Recently I have noticed many users recording spectra with low values for the receiver gain. The receiver gain is a scaling factor for the FID signal that ensures spectra are not distorted if the signal is too large, or resolution is lost if the signal is too small. Typically the receiver gain is set automatically by the command "rga", but users should pay attention to the value obtained as it is a good indicator of how successful the experiment will be. To demonstrate this I measured sensitivity at different receiver gain values.

The sample I used contained 1% chloroform in acetone-d6 in a 1.7mm NMR tube. I recorded a simple 1D ¹³C spectrum with decoupling during acquisition using 16 scans. Spectra were recorded with receiver gain values ranging from 1 to 2050. Two signals were obtained, one from the acetone carbonyl and the other from the acetone methyl groups. The chloroform was not detected. The signal to noise ratio was measured on both peaks using a 10,000 Hz region in the center of the spectrum for the noise. Below, the S/N is plotted against receiver gain.
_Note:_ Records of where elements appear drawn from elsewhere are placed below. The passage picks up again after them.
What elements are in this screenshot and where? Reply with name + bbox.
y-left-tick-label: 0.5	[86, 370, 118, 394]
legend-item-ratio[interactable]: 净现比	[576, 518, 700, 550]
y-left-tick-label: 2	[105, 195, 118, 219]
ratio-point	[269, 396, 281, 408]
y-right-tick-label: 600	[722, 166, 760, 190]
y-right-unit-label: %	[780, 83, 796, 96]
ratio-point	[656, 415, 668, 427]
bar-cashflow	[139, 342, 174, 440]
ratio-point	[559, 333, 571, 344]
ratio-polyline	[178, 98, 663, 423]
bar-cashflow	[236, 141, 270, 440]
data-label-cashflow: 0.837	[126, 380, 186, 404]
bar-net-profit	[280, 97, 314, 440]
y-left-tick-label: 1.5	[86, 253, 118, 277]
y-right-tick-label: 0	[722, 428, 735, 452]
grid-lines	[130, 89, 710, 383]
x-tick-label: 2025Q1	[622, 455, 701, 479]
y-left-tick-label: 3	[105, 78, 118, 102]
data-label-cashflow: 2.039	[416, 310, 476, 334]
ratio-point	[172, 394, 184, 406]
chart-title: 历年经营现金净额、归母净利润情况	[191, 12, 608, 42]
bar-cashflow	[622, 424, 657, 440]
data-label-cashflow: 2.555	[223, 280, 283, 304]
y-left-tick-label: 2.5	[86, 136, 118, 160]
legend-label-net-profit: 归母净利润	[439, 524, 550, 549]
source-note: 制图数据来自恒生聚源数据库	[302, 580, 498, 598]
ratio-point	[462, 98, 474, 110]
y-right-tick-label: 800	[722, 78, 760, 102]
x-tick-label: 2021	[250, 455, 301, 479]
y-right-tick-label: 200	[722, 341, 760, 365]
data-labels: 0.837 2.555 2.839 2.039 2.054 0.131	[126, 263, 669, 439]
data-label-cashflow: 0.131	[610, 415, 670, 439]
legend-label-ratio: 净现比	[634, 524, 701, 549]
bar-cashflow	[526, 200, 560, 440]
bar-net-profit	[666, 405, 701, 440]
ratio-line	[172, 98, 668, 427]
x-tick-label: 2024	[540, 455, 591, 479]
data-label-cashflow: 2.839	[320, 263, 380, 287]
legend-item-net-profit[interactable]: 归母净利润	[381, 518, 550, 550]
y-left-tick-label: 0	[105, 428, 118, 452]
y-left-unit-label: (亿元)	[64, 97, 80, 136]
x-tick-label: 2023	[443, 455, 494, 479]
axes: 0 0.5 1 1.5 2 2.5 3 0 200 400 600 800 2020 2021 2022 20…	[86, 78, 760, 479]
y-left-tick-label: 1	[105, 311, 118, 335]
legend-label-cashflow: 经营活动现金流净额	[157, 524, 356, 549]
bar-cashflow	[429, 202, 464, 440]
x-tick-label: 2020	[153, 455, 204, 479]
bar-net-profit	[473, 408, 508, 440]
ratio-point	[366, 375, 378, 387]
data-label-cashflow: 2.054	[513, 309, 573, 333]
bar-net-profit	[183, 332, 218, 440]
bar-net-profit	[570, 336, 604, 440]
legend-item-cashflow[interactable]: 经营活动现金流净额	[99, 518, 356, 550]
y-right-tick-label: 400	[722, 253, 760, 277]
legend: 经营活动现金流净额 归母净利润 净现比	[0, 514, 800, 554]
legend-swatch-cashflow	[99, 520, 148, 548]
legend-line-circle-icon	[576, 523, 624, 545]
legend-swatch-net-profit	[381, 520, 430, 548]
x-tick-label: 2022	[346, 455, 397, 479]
Both signals show the same trend, a linear increase in S/N until the receiver gain nears 100, after which it remains constant. This demonstrates that for maximum sensitivity the receiver gain should be at least 100. Running an experiment with the receiver gain set to 2.56, for example, reduces the sensitivity by a a factor of 5 and would need to be run 25 times as long as an experiment with the receiver gain set above 100. If you run "rga" and the receiver gain is set to a small value then you should consider changing something to increase the receiver gain.

The data above were obtained from 1D ¹³C spectra. The most common cause of low receiver gain settings with this type of experiment is a large spike at the start of the FID. This spike is caused by acquisition starting immediately after the last pulse. The pulse takes a finite time to return to zero and some of it may be recorded as part of the FID. Cryoprobes are particularly sensitive to this type of problem. Using a different type of pulse sequence, one which includes a delay between the last pulse and the start of acquisition, is the best solution. Such pulse sequences include the APT, DEPT, DEPTQ and INEPT discussed in the previous post.

For 1D ¹H spectra with large solvent peaks it is sometimes difficult to use large receiver gain values without clipping the FID and introducing artifacts. In these cases, the solvent suppression needs to be optimized, either by improving the shimming to narrow the peaks being suppressed, moving the center of the spectrum if using presaturation, or adjusting gradient strengths if using excitation sculpting or watergate.